I wish I could have had the same ending…

posted in Solitary Journey at 1:47 am Off
Wednesday July 15th, 2009

Longings

snuggleThere are nights when you want to snuggle with someone but since you are single, you are left with either your pillows or your pet dog. I know that for a fact. On cold nights, or when I feel sick, I wish there’s someone with whom I can snuggle with. Or someone who can provide me warmth even for a while.

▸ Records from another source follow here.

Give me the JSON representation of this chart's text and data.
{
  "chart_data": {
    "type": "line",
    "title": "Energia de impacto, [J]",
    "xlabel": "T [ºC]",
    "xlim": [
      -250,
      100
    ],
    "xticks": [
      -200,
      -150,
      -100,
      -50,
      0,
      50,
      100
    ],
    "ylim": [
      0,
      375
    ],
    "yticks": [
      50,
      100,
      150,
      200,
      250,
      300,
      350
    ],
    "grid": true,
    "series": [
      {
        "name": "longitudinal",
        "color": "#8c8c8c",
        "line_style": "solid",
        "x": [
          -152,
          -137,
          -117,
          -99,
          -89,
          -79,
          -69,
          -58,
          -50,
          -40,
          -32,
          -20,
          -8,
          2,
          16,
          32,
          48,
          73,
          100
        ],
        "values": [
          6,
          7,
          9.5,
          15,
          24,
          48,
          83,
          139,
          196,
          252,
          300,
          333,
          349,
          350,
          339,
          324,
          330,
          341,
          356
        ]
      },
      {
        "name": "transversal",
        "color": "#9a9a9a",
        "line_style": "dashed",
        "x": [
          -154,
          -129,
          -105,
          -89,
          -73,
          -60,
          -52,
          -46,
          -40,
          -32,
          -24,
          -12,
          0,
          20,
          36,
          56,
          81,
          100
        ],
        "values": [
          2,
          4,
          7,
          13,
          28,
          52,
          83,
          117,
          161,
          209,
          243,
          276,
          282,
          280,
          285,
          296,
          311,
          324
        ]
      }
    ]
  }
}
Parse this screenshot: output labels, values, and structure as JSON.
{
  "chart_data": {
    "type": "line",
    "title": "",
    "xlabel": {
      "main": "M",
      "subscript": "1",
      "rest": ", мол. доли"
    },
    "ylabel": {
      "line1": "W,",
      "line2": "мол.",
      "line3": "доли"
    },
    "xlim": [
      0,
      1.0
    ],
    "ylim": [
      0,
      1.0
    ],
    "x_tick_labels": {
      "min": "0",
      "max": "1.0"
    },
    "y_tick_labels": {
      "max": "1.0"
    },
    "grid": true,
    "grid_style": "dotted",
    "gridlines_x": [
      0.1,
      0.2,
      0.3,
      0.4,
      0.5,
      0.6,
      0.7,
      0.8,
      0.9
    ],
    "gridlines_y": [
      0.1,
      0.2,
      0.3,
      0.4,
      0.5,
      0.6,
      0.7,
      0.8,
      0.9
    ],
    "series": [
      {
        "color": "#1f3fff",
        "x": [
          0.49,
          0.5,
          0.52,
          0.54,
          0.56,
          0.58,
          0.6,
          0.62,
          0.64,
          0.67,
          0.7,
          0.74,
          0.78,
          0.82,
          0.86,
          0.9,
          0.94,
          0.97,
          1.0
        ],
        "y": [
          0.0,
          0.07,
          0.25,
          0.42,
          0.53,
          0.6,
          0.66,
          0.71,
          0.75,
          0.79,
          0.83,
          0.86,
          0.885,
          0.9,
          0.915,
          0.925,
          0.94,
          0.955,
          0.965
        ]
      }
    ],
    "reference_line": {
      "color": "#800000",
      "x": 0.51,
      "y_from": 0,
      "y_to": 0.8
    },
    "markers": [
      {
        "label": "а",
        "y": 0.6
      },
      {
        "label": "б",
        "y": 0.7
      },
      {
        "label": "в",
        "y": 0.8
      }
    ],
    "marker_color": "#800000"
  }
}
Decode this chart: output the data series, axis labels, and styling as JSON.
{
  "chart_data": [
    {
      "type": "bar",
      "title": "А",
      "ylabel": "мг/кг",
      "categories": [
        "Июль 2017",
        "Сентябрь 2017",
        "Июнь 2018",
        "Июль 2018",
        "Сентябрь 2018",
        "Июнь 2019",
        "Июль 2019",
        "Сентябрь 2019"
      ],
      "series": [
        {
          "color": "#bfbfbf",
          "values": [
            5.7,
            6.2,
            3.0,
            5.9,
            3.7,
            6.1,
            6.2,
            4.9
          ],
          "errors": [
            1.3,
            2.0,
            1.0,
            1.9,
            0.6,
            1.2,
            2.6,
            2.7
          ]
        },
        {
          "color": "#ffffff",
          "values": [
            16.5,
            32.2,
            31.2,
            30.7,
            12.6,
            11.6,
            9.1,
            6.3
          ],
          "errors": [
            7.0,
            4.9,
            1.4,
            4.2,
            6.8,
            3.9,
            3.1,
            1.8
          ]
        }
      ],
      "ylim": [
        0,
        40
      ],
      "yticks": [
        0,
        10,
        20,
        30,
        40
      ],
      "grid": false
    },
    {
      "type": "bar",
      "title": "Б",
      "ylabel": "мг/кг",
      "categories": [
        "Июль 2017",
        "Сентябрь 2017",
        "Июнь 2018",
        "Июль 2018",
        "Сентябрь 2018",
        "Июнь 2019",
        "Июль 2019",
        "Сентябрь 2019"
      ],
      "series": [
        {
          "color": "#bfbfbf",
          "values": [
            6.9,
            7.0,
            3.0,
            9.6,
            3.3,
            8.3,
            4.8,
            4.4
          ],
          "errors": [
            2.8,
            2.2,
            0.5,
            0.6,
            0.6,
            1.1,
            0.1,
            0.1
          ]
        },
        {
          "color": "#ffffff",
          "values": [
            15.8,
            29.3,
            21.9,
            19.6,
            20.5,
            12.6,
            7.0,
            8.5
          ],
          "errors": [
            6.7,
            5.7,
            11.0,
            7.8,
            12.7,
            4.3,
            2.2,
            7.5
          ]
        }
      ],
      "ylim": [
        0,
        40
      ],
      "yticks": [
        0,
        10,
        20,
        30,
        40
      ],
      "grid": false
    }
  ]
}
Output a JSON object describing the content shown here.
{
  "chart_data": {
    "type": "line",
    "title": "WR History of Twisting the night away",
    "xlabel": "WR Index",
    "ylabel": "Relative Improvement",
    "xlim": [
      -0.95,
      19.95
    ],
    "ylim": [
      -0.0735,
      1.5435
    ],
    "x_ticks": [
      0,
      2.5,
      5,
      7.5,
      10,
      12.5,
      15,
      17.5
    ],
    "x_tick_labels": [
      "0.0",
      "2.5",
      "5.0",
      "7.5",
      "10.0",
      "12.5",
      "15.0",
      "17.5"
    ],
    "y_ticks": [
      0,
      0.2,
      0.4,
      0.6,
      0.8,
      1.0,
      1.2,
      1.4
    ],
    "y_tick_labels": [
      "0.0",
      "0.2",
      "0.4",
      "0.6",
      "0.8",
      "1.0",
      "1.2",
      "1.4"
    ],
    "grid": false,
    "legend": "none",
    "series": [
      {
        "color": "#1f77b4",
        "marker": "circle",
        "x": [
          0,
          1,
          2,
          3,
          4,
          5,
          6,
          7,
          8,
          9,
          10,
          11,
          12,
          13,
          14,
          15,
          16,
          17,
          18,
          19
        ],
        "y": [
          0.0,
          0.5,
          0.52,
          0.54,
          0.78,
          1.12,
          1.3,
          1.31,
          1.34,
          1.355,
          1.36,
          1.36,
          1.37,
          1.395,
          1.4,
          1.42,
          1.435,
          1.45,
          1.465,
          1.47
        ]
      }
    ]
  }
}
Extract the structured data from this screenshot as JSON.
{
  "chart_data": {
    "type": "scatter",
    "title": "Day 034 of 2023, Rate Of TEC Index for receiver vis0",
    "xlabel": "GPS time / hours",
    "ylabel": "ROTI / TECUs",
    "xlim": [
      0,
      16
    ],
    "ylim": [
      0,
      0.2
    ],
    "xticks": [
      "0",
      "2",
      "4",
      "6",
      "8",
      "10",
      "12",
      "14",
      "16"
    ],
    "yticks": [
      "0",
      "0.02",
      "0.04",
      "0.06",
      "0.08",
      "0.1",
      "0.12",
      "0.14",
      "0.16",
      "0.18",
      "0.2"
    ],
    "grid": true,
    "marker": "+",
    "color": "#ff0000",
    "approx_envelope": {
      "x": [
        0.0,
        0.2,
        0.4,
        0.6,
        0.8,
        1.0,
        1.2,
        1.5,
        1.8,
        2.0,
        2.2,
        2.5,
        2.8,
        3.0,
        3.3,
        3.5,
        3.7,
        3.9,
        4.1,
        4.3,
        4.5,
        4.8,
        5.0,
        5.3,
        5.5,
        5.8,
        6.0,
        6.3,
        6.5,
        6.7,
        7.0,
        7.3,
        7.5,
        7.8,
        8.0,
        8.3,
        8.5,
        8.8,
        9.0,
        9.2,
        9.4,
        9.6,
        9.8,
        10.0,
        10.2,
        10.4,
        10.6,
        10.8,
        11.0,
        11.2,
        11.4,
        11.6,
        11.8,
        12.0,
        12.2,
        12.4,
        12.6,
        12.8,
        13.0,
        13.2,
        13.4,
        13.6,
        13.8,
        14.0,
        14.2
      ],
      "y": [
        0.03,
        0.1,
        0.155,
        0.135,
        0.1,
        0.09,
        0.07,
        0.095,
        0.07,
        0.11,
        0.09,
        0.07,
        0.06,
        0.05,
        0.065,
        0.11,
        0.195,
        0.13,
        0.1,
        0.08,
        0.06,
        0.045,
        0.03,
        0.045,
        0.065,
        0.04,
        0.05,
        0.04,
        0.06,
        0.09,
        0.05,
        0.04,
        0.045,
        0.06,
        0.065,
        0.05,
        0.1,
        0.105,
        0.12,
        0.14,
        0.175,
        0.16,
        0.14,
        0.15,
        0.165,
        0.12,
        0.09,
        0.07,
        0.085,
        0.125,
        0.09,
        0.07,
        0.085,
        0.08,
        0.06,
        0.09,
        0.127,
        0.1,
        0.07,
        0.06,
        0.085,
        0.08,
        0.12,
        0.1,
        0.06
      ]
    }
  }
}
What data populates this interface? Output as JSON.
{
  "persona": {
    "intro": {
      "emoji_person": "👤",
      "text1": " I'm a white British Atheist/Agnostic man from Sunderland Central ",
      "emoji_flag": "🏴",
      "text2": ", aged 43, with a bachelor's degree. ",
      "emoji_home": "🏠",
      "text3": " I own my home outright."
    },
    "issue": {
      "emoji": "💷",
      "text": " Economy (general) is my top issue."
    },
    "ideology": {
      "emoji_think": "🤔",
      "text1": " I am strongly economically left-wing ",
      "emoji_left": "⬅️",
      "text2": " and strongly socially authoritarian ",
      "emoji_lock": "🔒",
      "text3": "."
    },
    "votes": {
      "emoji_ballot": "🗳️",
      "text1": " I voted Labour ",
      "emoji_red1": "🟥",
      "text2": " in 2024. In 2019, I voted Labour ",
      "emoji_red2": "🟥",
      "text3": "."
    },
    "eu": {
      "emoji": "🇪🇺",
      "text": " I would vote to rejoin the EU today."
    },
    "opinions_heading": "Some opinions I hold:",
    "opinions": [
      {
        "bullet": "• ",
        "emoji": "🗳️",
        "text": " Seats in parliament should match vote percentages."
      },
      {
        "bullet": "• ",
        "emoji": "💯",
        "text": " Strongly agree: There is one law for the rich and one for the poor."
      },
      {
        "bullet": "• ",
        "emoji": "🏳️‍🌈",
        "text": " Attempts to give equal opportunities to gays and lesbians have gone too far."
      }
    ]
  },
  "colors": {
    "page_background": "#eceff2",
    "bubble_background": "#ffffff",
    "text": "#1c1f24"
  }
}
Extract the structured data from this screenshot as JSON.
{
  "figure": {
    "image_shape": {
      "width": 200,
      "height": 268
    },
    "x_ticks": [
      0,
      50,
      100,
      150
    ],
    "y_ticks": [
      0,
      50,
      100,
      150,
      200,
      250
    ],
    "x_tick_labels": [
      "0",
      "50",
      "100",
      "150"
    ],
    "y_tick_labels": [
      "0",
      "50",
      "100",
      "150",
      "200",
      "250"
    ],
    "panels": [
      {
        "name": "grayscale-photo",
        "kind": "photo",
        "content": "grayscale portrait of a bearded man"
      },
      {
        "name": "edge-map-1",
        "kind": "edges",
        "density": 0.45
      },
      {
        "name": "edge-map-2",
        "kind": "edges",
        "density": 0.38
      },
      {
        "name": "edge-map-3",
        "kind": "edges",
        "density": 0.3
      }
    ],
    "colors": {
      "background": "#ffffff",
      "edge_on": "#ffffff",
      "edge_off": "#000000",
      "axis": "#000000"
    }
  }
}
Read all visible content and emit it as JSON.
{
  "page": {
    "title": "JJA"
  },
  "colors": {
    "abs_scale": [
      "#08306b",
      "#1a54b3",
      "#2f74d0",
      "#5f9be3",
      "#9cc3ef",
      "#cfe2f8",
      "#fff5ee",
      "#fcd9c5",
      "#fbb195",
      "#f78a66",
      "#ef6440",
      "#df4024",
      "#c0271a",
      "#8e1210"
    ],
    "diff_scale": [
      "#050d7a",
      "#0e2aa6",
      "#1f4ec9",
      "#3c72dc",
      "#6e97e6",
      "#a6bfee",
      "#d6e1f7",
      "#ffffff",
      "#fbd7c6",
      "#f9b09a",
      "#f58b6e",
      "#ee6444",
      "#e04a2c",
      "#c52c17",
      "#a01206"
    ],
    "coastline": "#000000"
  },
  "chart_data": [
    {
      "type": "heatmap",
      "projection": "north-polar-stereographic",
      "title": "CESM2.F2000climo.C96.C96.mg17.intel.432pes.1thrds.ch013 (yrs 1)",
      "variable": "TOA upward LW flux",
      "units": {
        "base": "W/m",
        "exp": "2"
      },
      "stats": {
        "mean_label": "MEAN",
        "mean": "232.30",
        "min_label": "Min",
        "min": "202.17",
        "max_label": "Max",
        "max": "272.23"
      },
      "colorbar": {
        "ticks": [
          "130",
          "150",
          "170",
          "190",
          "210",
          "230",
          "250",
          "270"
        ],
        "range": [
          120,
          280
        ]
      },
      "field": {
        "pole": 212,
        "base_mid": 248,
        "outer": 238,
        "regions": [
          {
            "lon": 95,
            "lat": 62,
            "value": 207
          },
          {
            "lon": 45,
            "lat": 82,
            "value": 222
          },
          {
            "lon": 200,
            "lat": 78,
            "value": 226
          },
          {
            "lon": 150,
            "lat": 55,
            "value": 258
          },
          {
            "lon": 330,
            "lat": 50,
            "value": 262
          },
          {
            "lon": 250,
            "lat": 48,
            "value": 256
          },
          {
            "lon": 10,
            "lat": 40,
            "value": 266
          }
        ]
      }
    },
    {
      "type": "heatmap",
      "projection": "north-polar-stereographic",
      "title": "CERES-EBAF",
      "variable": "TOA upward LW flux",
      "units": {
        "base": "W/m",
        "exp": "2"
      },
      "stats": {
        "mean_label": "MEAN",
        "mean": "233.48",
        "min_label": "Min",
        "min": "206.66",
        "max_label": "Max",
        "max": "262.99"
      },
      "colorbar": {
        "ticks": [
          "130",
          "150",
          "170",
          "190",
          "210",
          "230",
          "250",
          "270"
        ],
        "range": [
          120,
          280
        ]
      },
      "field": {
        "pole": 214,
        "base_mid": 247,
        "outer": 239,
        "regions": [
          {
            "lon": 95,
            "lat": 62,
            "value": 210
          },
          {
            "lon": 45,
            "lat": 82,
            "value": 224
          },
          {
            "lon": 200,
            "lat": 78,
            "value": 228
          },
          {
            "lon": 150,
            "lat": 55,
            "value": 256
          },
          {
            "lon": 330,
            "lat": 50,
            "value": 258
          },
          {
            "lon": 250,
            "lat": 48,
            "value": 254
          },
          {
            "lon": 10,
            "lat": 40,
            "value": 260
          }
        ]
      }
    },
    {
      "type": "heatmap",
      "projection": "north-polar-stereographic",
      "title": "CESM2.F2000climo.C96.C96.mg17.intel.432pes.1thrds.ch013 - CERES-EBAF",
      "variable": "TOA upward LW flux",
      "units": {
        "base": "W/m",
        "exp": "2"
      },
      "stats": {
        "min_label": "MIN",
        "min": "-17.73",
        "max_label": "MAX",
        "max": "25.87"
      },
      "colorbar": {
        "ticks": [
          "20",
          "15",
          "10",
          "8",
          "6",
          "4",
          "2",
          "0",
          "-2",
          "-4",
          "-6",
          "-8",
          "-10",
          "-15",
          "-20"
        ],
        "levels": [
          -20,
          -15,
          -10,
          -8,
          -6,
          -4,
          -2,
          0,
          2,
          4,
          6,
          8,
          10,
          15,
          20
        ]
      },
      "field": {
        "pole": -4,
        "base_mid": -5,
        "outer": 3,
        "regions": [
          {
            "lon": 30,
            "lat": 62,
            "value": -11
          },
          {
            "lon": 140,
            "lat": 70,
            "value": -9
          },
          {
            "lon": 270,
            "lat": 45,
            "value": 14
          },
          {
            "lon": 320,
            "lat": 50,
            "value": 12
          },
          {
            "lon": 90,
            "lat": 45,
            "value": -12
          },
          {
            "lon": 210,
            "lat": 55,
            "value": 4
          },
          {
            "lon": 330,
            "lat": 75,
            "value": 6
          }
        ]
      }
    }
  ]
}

That is the struggle with being single. Single women out there, admit it! You feel longings that any normal human being feels. I am content with being single. But I am honest enough to admit that, yes, there are days when I feel like a man can do a whole world of good to me. Even for that night alone.

Loneliness can be overcome. But some longings can’t.

posted in Solitary Journey at 12:08 pm Off
Wednesday July 15th, 2009

I don't! =)



You Love Being Single


In general, you’re very happy being single.
You like doing your own thing, and you’re happy not to have to compromise.

You’re not opposed to being attached, but you’re not going to settle.
Someone else should your enhance your life, and you’re happy to wait for that person.

posted in Solitary Journey at 9:50 am Off
Sunday September 28th, 2008

Unselfish love

You will know when you really love someone when you want him to be happy even if his or her happiness means you are not a part of it.
- Unknown

I fell in love with a man who I thought was free to love me. Thank goodness it took me only a couple of months to realize that he wasn’t free at all. He was deeply committed to someone else. And there was a child in the middle of us all.

I was so in love with the guy that there was a war going on inside me… do I let him go or fight for him? I did the former. If there was not a child involved, I would have fought for him. But the child made me see things differently. It was not easy, letting him go. But the decision was made easily.

His happiness lies in his child. And the child’s future lies with her father. I would never take that away from anyone, least of all someone I loved.